SUISSE
03. JUILLET 2019
La femme médecin accusée de meurtre a administré du pentobarbital sodique à une sexagénaire dans le cadre d'une aide au suicide (photo symbolique).
KEYSTONE/ALESSANDRO DELLA BELLA
(sda-ats)
Une médecin âgée de 61 ans accusée de meurtre comparaît depuis mercredi devant la justice de Bâle-Campagne. Elle aurait aidé une sexagénaire dépressive et incapable de discernement à se suicider. La défense met en doute la fiabilité de l'expertise psychiatrique.
Pour le Ministère public, l'accompagnement vers la mort de la femme de 67 ans en juin 2016 s'est déroulé de façon irrégulière. La sexagénaire vivait dans un home médicalisé à Bâle-Campagne. Elle s'est tournée vers l'organisation d'aide au suicide Eternal Spirit après le refus de l'association alémanique Exit de l'aider à se suicider.

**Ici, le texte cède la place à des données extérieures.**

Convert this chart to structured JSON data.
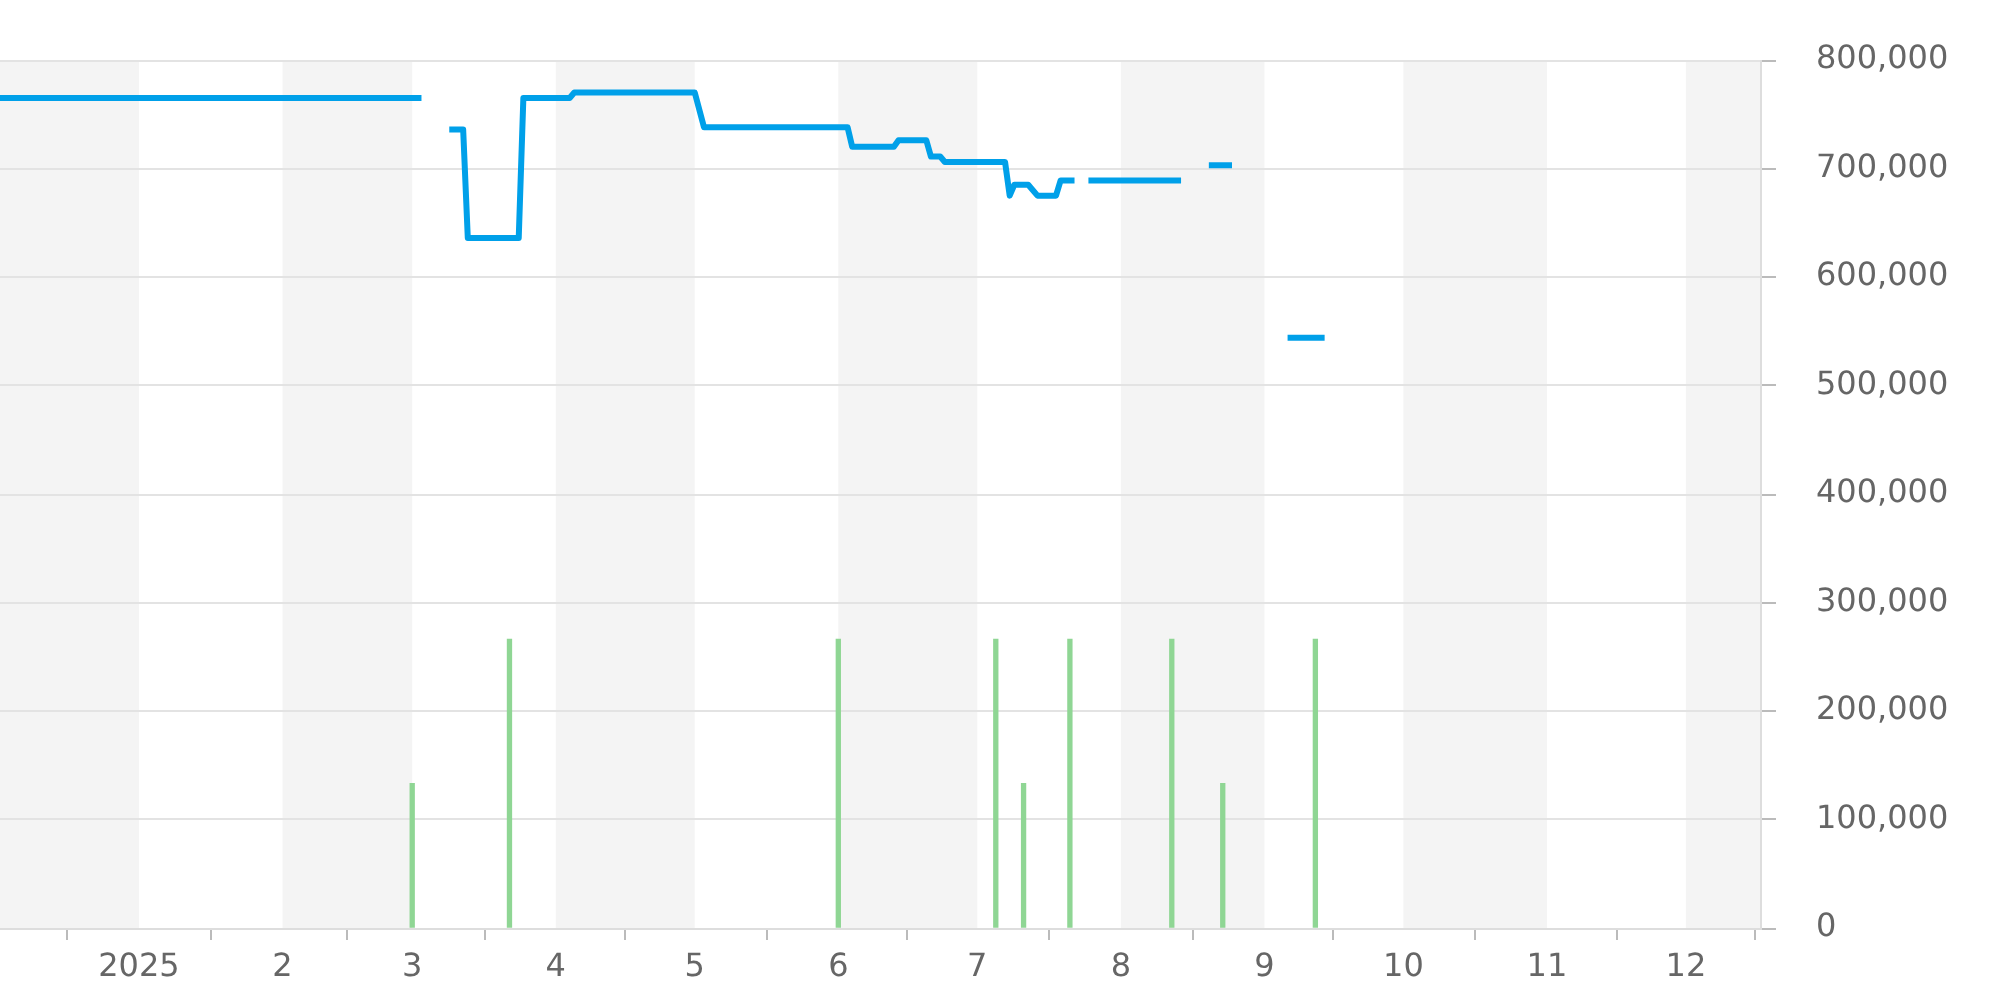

Les 35 ans d'expérience de la médecin lui permettent certes d'évaluer la capacité de discernement. Elle ne dispose néanmoins pas de la formation nécessaire en psychiatrie, a relevé le président du tribunal.
Pour mieux cerner l'accusée, ce dernier a également évoqué les 400 accompagnements vers la mort qu'elle a réalisés en 13 ans d'activités chez Eternal Spirit, ainsi que les 600 expertises favorables au suicide assisté effectuées auparavant en tant que consultante pour Dignitas. "Je n'ai rien fait d'illégal", a pour sa part affirmé la médecin devant les juges.
Syndrome de Briquet
Selon l'acte d'accusation, la femme souffrait de graves troubles dépressifs et du trouble de somatisation appelé aussi syndrome de Briquet. Ces maladies ne sont pas mortelles et la sexagénaire n'était pas capable de discernement, estime l'autorité d'enquête.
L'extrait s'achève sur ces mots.